We obtained a total of 79,223,420 good quality reads (Q = 32) from the sequencing experiment, which were assembled into 441,241 contigs with an average length of 140 bp. Thirty-six microsatellite loci met the criteria and were tested (25 dinucleotide, 3 trinucleotide and 8 tetranucleotide). Of the 36 candidate loci, 16 were successfully amplified, but 4 were monomorphic and 12 consistently polymorphic. (Table 1).

Table 1 Microsatellite markers isolated from Mycale cecilia

Micro-Checker did not detect evidence of scoring errors. High (> 10%) null allele frequencies were found in La Paz for loci MYC1-146780, MYC1-304443 and MYC1-3453. Also, no significant values were found in the linkage disequilibrium test for any pair of loci after FDR correction (α = 0.05). All microsatellite markers were polymorphic with PIC values higher than 0.554 (range 0.566–0.871 for La Paz and 0.554–0.859 for Isabel Island), making them a helpful tool for future studies of genetic structure for M. cecilia. A total of 51 alleles were found in La Paz and 47 in Isabel Island, which ranged from 2 to 9 alleles per locus with a mean number of 4.25 for La Paz and 3.91 for Isabel Island.

Expected heterozygosity (HE) was overall high, with values ranging from 0.616 to 0.901. Results from GENEPOP suggested that a total of eight loci deviated from Hardy-Weinberg equilibrium (HWE) from La Paz and one from Isabel Island (Table 1), this could be due to factors unrelated to the presence of null alleles [23]. On the other hand, the heterozygotes deficiency found in nine loci in La Paz seems to be linked to HWE deviations, as seen in other sponges [24, 25]. Also, it has been suggested that it may be due to the mixing of genetic populations because of the introduction of different sources, known as the Wahlund effect [13].

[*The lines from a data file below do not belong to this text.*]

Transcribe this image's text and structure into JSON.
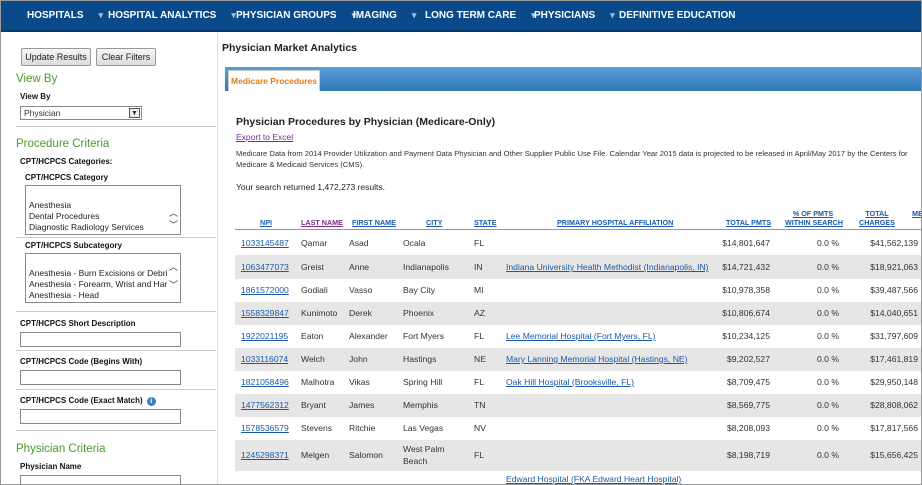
{
  "nav": {
    "items": [
      {
        "label": "HOSPITALS",
        "caret": true
      },
      {
        "label": "HOSPITAL ANALYTICS",
        "caret": true
      },
      {
        "label": "PHYSICIAN GROUPS",
        "caret": true
      },
      {
        "label": "IMAGING",
        "caret": true
      },
      {
        "label": "LONG TERM CARE",
        "caret": true
      },
      {
        "label": "PHYSICIANS",
        "caret": true
      },
      {
        "label": "DEFINITIVE EDUCATION",
        "caret": false
      }
    ],
    "caret_glyph": "▾"
  },
  "sidebar": {
    "update_btn": "Update Results",
    "clear_btn": "Clear Filters",
    "view_by_heading": "View By",
    "view_by_label": "View By",
    "view_by_value": "Physician",
    "procedure_heading": "Procedure Criteria",
    "categories_label": "CPT/HCPCS Categories:",
    "category_label": "CPT/HCPCS Category",
    "category_options": [
      "Anesthesia",
      "Dental Procedures",
      "Diagnostic Radiology Services"
    ],
    "subcategory_label": "CPT/HCPCS Subcategory",
    "subcategory_options": [
      "Anesthesia - Burn Excisions or Debridement",
      "Anesthesia - Forearm, Wrist and Hand",
      "Anesthesia - Head"
    ],
    "short_desc_label": "CPT/HCPCS Short Description",
    "code_begins_label": "CPT/HCPCS Code (Begins With)",
    "code_exact_label": "CPT/HCPCS Code (Exact Match)",
    "info_glyph": "i",
    "physician_heading": "Physician Criteria",
    "physician_name_label": "Physician Name"
  },
  "main": {
    "page_title": "Physician Market Analytics",
    "tab_label": "Medicare Procedures",
    "section_title": "Physician Procedures by Physician (Medicare-Only)",
    "export_label": "Export to Excel",
    "description": "Medicare Data from 2014 Provider Utilization and Payment Data Physician and Other Supplier Public Use File. Calendar Year 2015 data is projected to be released in April/May 2017 by the Centers for Medicare & Medicaid Services (CMS).",
    "results_text": "Your search returned 1,472,273 results."
  },
  "table": {
    "headers": {
      "npi": "NPI",
      "last_name": "LAST NAME",
      "first_name": "FIRST NAME",
      "city": "CITY",
      "state": "STATE",
      "hospital": "PRIMARY HOSPITAL AFFILIATION",
      "total_pmts": "TOTAL PMTS",
      "pct_line1": "% OF PMTS",
      "pct_line2": "WITHIN SEARCH",
      "charges_line1": "TOTAL",
      "charges_line2": "CHARGES",
      "more": "ME"
    },
    "rows": [
      {
        "npi": "1033145487",
        "last": "Qamar",
        "first": "Asad",
        "city": "Ocala",
        "state": "FL",
        "hospital": "",
        "pmts": "$14,801,647",
        "pct": "0.0 %",
        "charges": "$41,562,139"
      },
      {
        "npi": "1063477073",
        "last": "Greist",
        "first": "Anne",
        "city": "Indianapolis",
        "state": "IN",
        "hospital": "Indiana University Health Methodist (Indianapolis, IN)",
        "pmts": "$14,721,432",
        "pct": "0.0 %",
        "charges": "$18,921,063"
      },
      {
        "npi": "1861572000",
        "last": "Godiali",
        "first": "Vasso",
        "city": "Bay City",
        "state": "MI",
        "hospital": "",
        "pmts": "$10,978,358",
        "pct": "0.0 %",
        "charges": "$39,487,566"
      },
      {
        "npi": "1558329847",
        "last": "Kunimoto",
        "first": "Derek",
        "city": "Phoenix",
        "state": "AZ",
        "hospital": "",
        "pmts": "$10,806,674",
        "pct": "0.0 %",
        "charges": "$14,040,651"
      },
      {
        "npi": "1922021195",
        "last": "Eaton",
        "first": "Alexander",
        "city": "Fort Myers",
        "state": "FL",
        "hospital": "Lee Memorial Hospital (Fort Myers, FL)",
        "pmts": "$10,234,125",
        "pct": "0.0 %",
        "charges": "$31,797,609"
      },
      {
        "npi": "1033116074",
        "last": "Welch",
        "first": "John",
        "city": "Hastings",
        "state": "NE",
        "hospital": "Mary Lanning Memorial Hospital (Hastings, NE)",
        "pmts": "$9,202,527",
        "pct": "0.0 %",
        "charges": "$17,461,819"
      },
      {
        "npi": "1821058496",
        "last": "Malhotra",
        "first": "Vikas",
        "city": "Spring Hill",
        "state": "FL",
        "hospital": "Oak Hill Hospital (Brooksville, FL)",
        "pmts": "$8,709,475",
        "pct": "0.0 %",
        "charges": "$29,950,148"
      },
      {
        "npi": "1477562312",
        "last": "Bryant",
        "first": "James",
        "city": "Memphis",
        "state": "TN",
        "hospital": "",
        "pmts": "$8,569,775",
        "pct": "0.0 %",
        "charges": "$28,808,062"
      },
      {
        "npi": "1578536579",
        "last": "Stevens",
        "first": "Ritchie",
        "city": "Las Vegas",
        "state": "NV",
        "hospital": "",
        "pmts": "$8,208,093",
        "pct": "0.0 %",
        "charges": "$17,817,566"
      },
      {
        "npi": "1245298371",
        "last": "Melgen",
        "first": "Salomon",
        "city_line1": "West Palm",
        "city_line2": "Beach",
        "state": "FL",
        "hospital": "",
        "pmts": "$8,198,719",
        "pct": "0.0 %",
        "charges": "$15,656,425"
      }
    ],
    "partial_row_hospital": "Edward Hospital (FKA Edward Heart Hospital)"
  }
}
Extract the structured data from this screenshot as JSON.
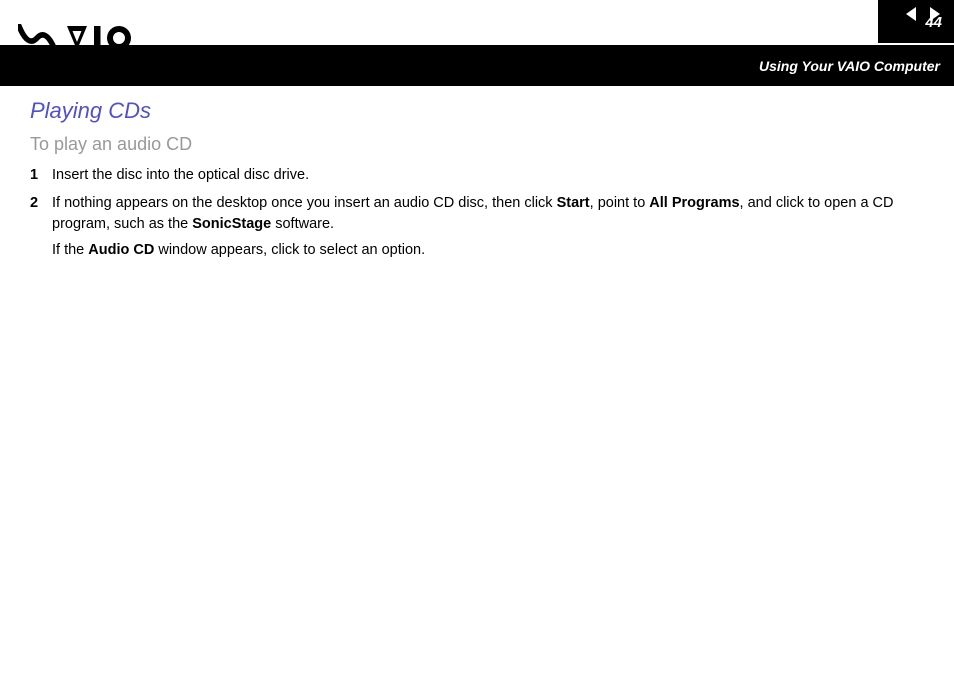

M. cecilia is a suitable model sponge species for population genetic studies due to its abundance, widespread distribution (along the Eastern Tropical Pacific coast), and the variety of ecosystems it inhabits. Further studies using these molecular markers will help investigate the structure and gene flow among populations of this species. This is relevant in ecosystems in need of a better ecological understanding such as coral reefs, where genetic connectivity studies could significantly contribute to determining natural areas that require protection.

Cross-amplification with eight specimens of the congeneric species Mycale microsigmatosa was successful for 11 loci (except MYC1-19973). Therefore, they are also now being tested in additional specimens from the Gulf of Mexico and the Mexican Caribbean for population studies. Should the loci prove as polymorphic as in M. cecilia, these results are encouraging for the extended application of these novel microsatellite loci in other congeneric species such as Mycale phyllophila from the Indo-Pacific.